Os crimes de Ed Gein, cometidos em torno da sua cidade natal de Plainfield, ganharam notoriedade após autoridades descobrirem que ele exumou corpos de suas lápides e fabricou troféus, roupas e itens de decoração com ossos e pele, também encontraram partes de corpos em sua casa em 1957. Gein confessou ter matado oficialmente duas mulheres: a proprietária de uma taverna, Mary Hogan em 1954, e a proprietária de uma loja de ferragens, Bernice Worden em 1957.

Edward foi inicialmente considerado inapto para ser julgado e, em 1968 foi considerado culpado e legalmente insano devido à esquizofrenia, sendo assim confinado em uma instituição psiquiátrica até falecer em 1984. O filme Ed Gein: The Butcher of Plainfield (2007) e a série A História de Ed Gein (2025) dramatizam a história de sua vida.

Edward Gein nasceu em Las Crosse County, Wisconsin, em 27 de agosto de 1906, foi o segundo filho de George Phillip Gein (1873-1940) e Augusta Wihelmine Gein, nascida em Lehrke (1878-1945).
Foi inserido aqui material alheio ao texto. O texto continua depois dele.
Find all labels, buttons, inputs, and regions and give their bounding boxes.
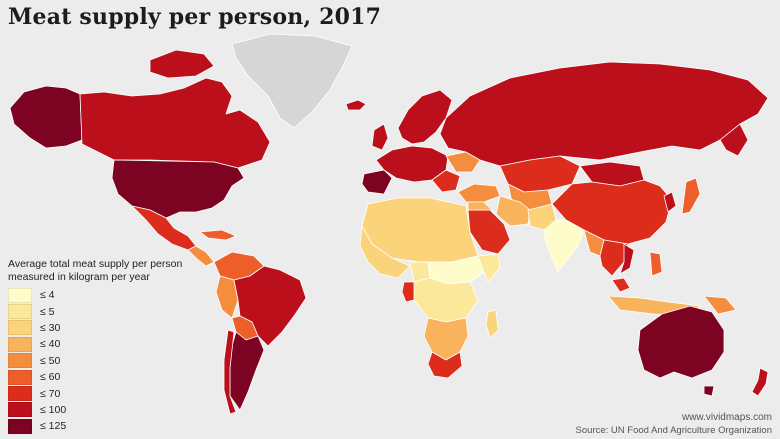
legend-item: ≤ 60: [8, 369, 208, 385]
legend-item: ≤ 5: [8, 303, 208, 320]
legend-swatch: [8, 336, 32, 352]
region-west-africa: [359, 225, 411, 279]
legend-label: ≤ 30: [40, 321, 61, 334]
legend-item: ≤ 125: [8, 418, 208, 434]
region-balkans: [431, 169, 461, 193]
legend-swatch: [8, 320, 32, 336]
legend-label: ≤ 125: [40, 420, 67, 433]
legend: Average total meat supply per person mea…: [8, 258, 208, 435]
legend-item: ≤ 4: [8, 287, 208, 303]
region-ukraine: [445, 151, 481, 173]
legend-title: Average total meat supply per person mea…: [8, 258, 208, 284]
region-caribbean: [199, 229, 237, 241]
legend-label: ≤ 50: [40, 354, 61, 367]
legend-label: ≤ 100: [40, 403, 67, 416]
legend-title-line-1: Average total meat supply per person: [8, 258, 183, 270]
region-greenland: [231, 33, 353, 129]
region-uk-ireland: [371, 123, 389, 151]
site-credit: www.vividmaps.com: [681, 412, 772, 423]
region-malaysia: [611, 277, 631, 293]
legend-swatch: [8, 287, 32, 303]
region-argentina: [229, 331, 265, 411]
region-russia: [439, 61, 769, 167]
region-india: [543, 219, 585, 273]
region-iceland: [345, 99, 367, 111]
source-credit: Source: UN Food And Agriculture Organiza…: [575, 425, 772, 436]
legend-swatch: [8, 418, 32, 434]
legend-item: ≤ 100: [8, 402, 208, 418]
region-madagascar: [485, 309, 499, 339]
region-levant-iraq: [467, 201, 497, 215]
region-australia: [637, 305, 725, 379]
region-tasmania: [703, 385, 715, 397]
legend-swatch: [8, 304, 32, 320]
region-new-zealand: [751, 367, 769, 397]
legend-item: ≤ 50: [8, 353, 208, 369]
legend-label: ≤ 40: [40, 338, 61, 351]
region-alaska: [9, 85, 83, 149]
legend-title-line-2: measured in kilogram per year: [8, 271, 150, 283]
legend-label: ≤ 60: [40, 371, 61, 384]
region-central-africa: [413, 277, 479, 323]
region-horn-africa: [477, 253, 501, 283]
legend-rows: ≤ 4 ≤ 5 ≤ 30 ≤ 40 ≤ 50 ≤ 60 ≤ 70 ≤ 100 ≤ 125: [8, 287, 208, 435]
region-papua: [703, 295, 737, 315]
region-turkey: [457, 183, 501, 203]
legend-swatch: [8, 386, 32, 402]
legend-item: ≤ 40: [8, 336, 208, 352]
region-russia-far-east: [719, 123, 749, 157]
region-iberia: [361, 169, 393, 195]
region-canada: [79, 77, 271, 169]
region-korea: [663, 191, 677, 213]
region-indochina: [599, 239, 629, 277]
region-chile: [223, 329, 237, 415]
region-vietnam: [619, 243, 635, 275]
legend-swatch: [8, 369, 32, 385]
legend-swatch: [8, 402, 32, 418]
legend-item: ≤ 30: [8, 320, 208, 336]
region-usa: [111, 159, 245, 219]
region-southern-africa: [423, 317, 469, 361]
region-gabon-congo: [401, 281, 415, 303]
region-south-africa: [427, 351, 463, 379]
legend-swatch: [8, 353, 32, 369]
legend-item: ≤ 70: [8, 385, 208, 402]
region-arabia: [467, 209, 511, 255]
region-philippines: [649, 251, 663, 277]
legend-label: ≤ 4: [40, 289, 55, 302]
legend-label: ≤ 5: [40, 305, 55, 318]
region-japan: [681, 177, 701, 215]
legend-label: ≤ 70: [40, 387, 61, 400]
map-title: Meat supply per person, 2017: [8, 4, 382, 30]
region-arctic-islands: [149, 49, 215, 79]
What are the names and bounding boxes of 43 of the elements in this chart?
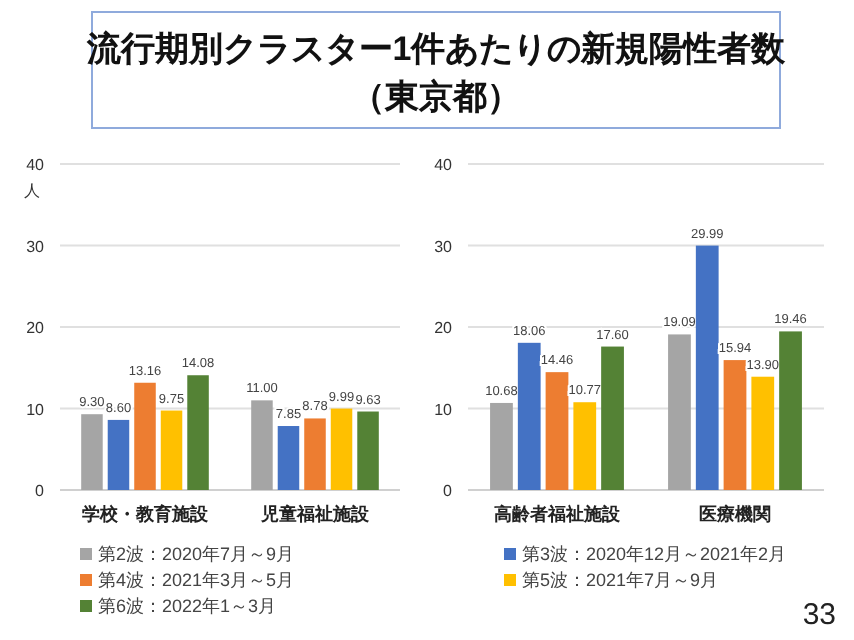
bar (160, 410, 183, 490)
bar (277, 426, 300, 490)
y-tick-label: 40 (26, 156, 46, 174)
chart-subtitle: （東京都） (351, 78, 521, 116)
bar (490, 402, 513, 490)
chart-title: 流行期別クラスター1件あたりの新規陽性者数 (84, 30, 788, 68)
legend-label: 第2波：2020年7月～9月 (98, 544, 295, 564)
x-tick-label: 児童福祉施設 (259, 504, 371, 524)
bar (723, 360, 747, 490)
bar (107, 419, 130, 490)
bar (81, 414, 103, 490)
bar (545, 372, 569, 490)
legend-label: 第5波：2021年7月～9月 (522, 570, 719, 590)
legend-label: 第4波：2021年3月～5月 (98, 570, 295, 590)
y-tick-label: 20 (26, 319, 46, 337)
y-tick-label: 0 (35, 482, 46, 500)
y-tick-label: 20 (434, 319, 454, 337)
bar (134, 382, 156, 490)
legend-label: 第3波：2020年12月～2021年2月 (522, 544, 787, 564)
bar (187, 375, 209, 490)
x-tick-label: 高齢者福祉施設 (494, 504, 622, 524)
bar (573, 402, 597, 490)
y-tick-label: 30 (434, 237, 454, 256)
text: 33 (802, 598, 836, 632)
bar (695, 245, 719, 490)
bar (601, 346, 624, 490)
x-tick-label: 学校・教育施設 (82, 502, 210, 524)
y-tick-label: 30 (26, 237, 46, 256)
bar (668, 334, 691, 490)
y-tick-label: 0 (443, 482, 454, 500)
bar (517, 342, 541, 490)
bar (779, 331, 802, 490)
x-tick-label: 医療機関 (699, 504, 771, 524)
bar (357, 411, 379, 490)
y-tick-label: 40 (434, 156, 454, 174)
bar (251, 400, 273, 490)
y-tick-label: 10 (26, 400, 46, 419)
y-tick-label: 10 (434, 400, 454, 419)
legend-label: 第6波：2022年1～3月 (98, 596, 277, 616)
bar (751, 376, 775, 490)
y-axis-title: 人 (24, 182, 40, 200)
bar (304, 418, 326, 490)
bar (330, 408, 353, 490)
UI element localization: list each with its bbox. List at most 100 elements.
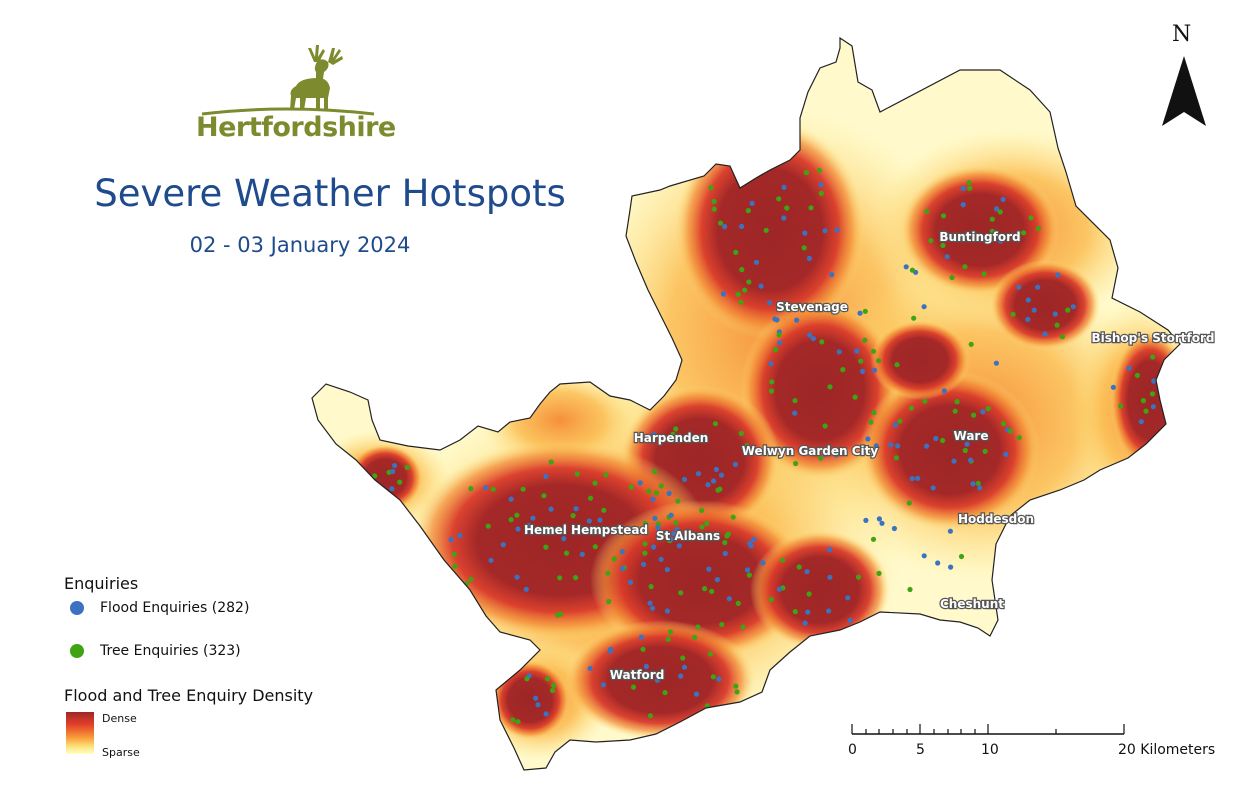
flood-enquiry-point bbox=[658, 556, 664, 562]
tree-enquiry-point bbox=[564, 550, 570, 556]
flood-enquiry-point bbox=[726, 596, 732, 602]
tree-enquiry-point bbox=[818, 455, 824, 461]
hertfordshire-logo: Hertfordshire bbox=[196, 40, 396, 150]
tree-enquiry-point bbox=[803, 170, 810, 176]
tree-enquiry-point bbox=[662, 690, 668, 696]
legend-tree-row: Tree Enquiries (323) bbox=[70, 643, 241, 659]
flood-enquiry-point bbox=[619, 549, 626, 555]
tree-enquiry-point bbox=[711, 198, 717, 204]
tree-enquiry-point bbox=[570, 513, 576, 519]
tree-enquiry-point bbox=[1140, 398, 1146, 404]
tree-enquiry-point bbox=[734, 689, 740, 695]
flood-enquiry-point bbox=[826, 608, 832, 614]
flood-enquiry-point bbox=[924, 443, 930, 449]
flood-enquiry-point bbox=[941, 388, 947, 394]
map-title: Severe Weather Hotspots bbox=[94, 172, 566, 215]
flood-enquiry-point bbox=[713, 466, 720, 472]
flood-enquiry-point bbox=[693, 691, 700, 697]
flood-enquiry-point bbox=[806, 255, 813, 261]
flood-enquiry-point bbox=[652, 515, 658, 521]
flood-enquiry-point bbox=[944, 254, 950, 260]
flood-enquiry-point bbox=[968, 457, 974, 463]
flood-enquiry-point bbox=[909, 476, 915, 482]
flood-dot-icon bbox=[70, 601, 84, 615]
tree-enquiry-point bbox=[680, 655, 686, 661]
flood-enquiry-point bbox=[818, 182, 824, 188]
flood-enquiry-point bbox=[579, 551, 585, 557]
tree-enquiry-point bbox=[735, 600, 741, 607]
town-labels: Stevenage Buntingford Bishop's Stortford… bbox=[523, 229, 1216, 683]
flood-enquiry-point bbox=[847, 617, 853, 624]
tree-enquiry-point bbox=[733, 249, 739, 255]
tree-enquiry-point bbox=[642, 520, 648, 527]
tree-enquiry-point bbox=[667, 629, 674, 635]
tree-enquiry-point bbox=[876, 570, 882, 577]
tree-enquiry-point bbox=[673, 426, 679, 432]
tree-enquiry-point bbox=[692, 634, 698, 641]
flood-enquiry-point bbox=[859, 368, 866, 374]
tree-enquiry-point bbox=[557, 575, 563, 581]
north-arrow-icon bbox=[1162, 56, 1206, 126]
tree-enquiry-point bbox=[549, 687, 556, 694]
tree-enquiry-point bbox=[909, 267, 916, 273]
tree-enquiry-point bbox=[911, 315, 917, 321]
flood-enquiry-point bbox=[548, 506, 554, 512]
legend-enquiries-title: Enquiries bbox=[64, 574, 139, 593]
tree-enquiry-point bbox=[922, 398, 928, 404]
flood-enquiry-point bbox=[794, 317, 800, 323]
tree-enquiry-point bbox=[949, 274, 955, 281]
flood-enquiry-point bbox=[1150, 404, 1156, 410]
legend-tree-label: Tree Enquiries (323) bbox=[100, 643, 241, 659]
flood-enquiry-point bbox=[845, 595, 851, 601]
flood-enquiry-point bbox=[948, 564, 954, 570]
tree-enquiry-point bbox=[940, 242, 946, 249]
flood-enquiry-point bbox=[705, 482, 711, 488]
tree-enquiry-point bbox=[647, 713, 654, 719]
tree-enquiry-point bbox=[796, 564, 802, 570]
flood-enquiry-point bbox=[676, 543, 682, 549]
north-letter: N bbox=[1172, 22, 1192, 47]
tree-enquiry-point bbox=[776, 196, 782, 202]
tree-enquiry-point bbox=[967, 185, 973, 191]
tree-enquiry-point bbox=[748, 167, 754, 174]
tree-enquiry-point bbox=[958, 553, 965, 560]
tree-enquiry-point bbox=[871, 410, 877, 416]
tree-enquiry-point bbox=[746, 572, 753, 578]
flood-enquiry-point bbox=[526, 522, 532, 529]
tree-dot-icon bbox=[70, 644, 84, 658]
tree-enquiry-point bbox=[808, 205, 814, 211]
flood-enquiry-point bbox=[781, 184, 787, 190]
tree-enquiry-point bbox=[870, 348, 877, 354]
town-label-buntingford: Buntingford bbox=[939, 230, 1020, 244]
flood-enquiry-point bbox=[523, 586, 529, 592]
flood-enquiry-point bbox=[933, 435, 939, 442]
tree-enquiry-point bbox=[601, 507, 607, 513]
tree-enquiry-point bbox=[818, 190, 825, 196]
tree-enquiry-point bbox=[404, 464, 410, 470]
flood-enquiry-point bbox=[681, 664, 688, 670]
town-label-welwyn-garden-city: Welwyn Garden City bbox=[742, 444, 879, 458]
enquiry-points bbox=[372, 150, 1171, 725]
flood-enquiry-point bbox=[1003, 451, 1009, 457]
flood-enquiry-point bbox=[854, 348, 860, 354]
flood-enquiry-point bbox=[390, 468, 396, 475]
flood-enquiry-point bbox=[664, 567, 671, 573]
flood-enquiry-point bbox=[970, 481, 976, 487]
flood-enquiry-point bbox=[706, 566, 712, 572]
tree-enquiry-point bbox=[551, 682, 557, 689]
tree-enquiry-point bbox=[772, 347, 779, 353]
tree-enquiry-point bbox=[592, 544, 598, 550]
tree-enquiry-point bbox=[646, 488, 652, 494]
tree-enquiry-point bbox=[510, 717, 516, 723]
tree-enquiry-point bbox=[485, 523, 491, 529]
tree-enquiry-point bbox=[738, 430, 744, 436]
flood-enquiry-point bbox=[448, 537, 454, 543]
flood-enquiry-point bbox=[807, 332, 813, 338]
tree-enquiry-point bbox=[1054, 322, 1060, 328]
tree-enquiry-point bbox=[746, 279, 752, 285]
tree-enquiry-point bbox=[719, 621, 725, 628]
tree-enquiry-point bbox=[968, 341, 974, 347]
flood-enquiry-point bbox=[1025, 297, 1031, 303]
tree-enquiry-point bbox=[784, 205, 790, 211]
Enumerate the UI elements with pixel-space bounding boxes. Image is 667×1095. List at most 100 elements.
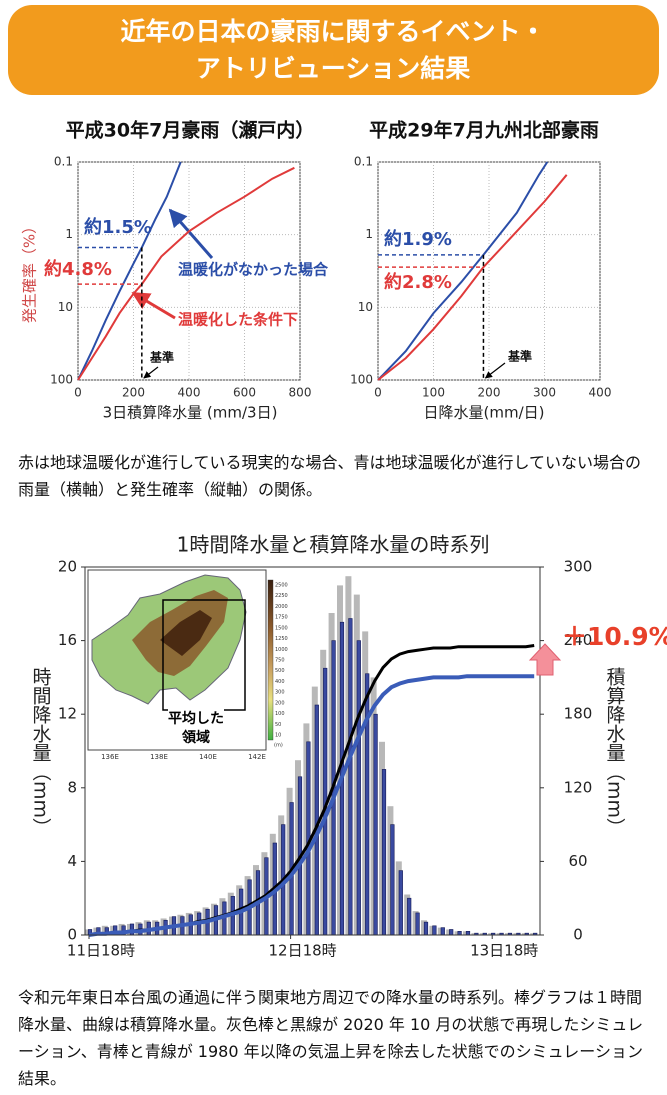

Edward tinha um irmão mais velho, Henry George Gein (1901-1944). Augusta desprezava o marido, que era um alcóolatra incapaz de manter um emprego; em várias épocas ele trabalhou como carpinteiro, curtidor e vendedor de seguros. George foi dono de uma mercearia por alguns anos, mas vendeu o negócio e deixou a cidade e a família para viver em isolamento em uma fazenda na cidade de Plainfield, em Waushara County, Winsconsin, que se tornou a residência permanente da família Gein.

Augusta se aproveitou do isolamento da família se afastando de estranhos que poderiam influenciar seus filhos. Edward deixava a fazenda apenas para ir à escola, e fora de lá, passava a maior parte do tempo fazendo tarefas na fazenda. Augusta era fervorosamente religiosa e nominalmente luterana. Ela pregava para os filhos sobre a imoralidade natural do mundo, o mal de beber e ela acreditava que todas as mulheres (exceto ela) eram naturalmente prostitutas e instrumentos do diabo, reservava tempo em todas as tardes para ler a Bíblia para os meninos, normalmente selecionando versos do Velho Testamento sobre morte, assassinato e retribuição divina.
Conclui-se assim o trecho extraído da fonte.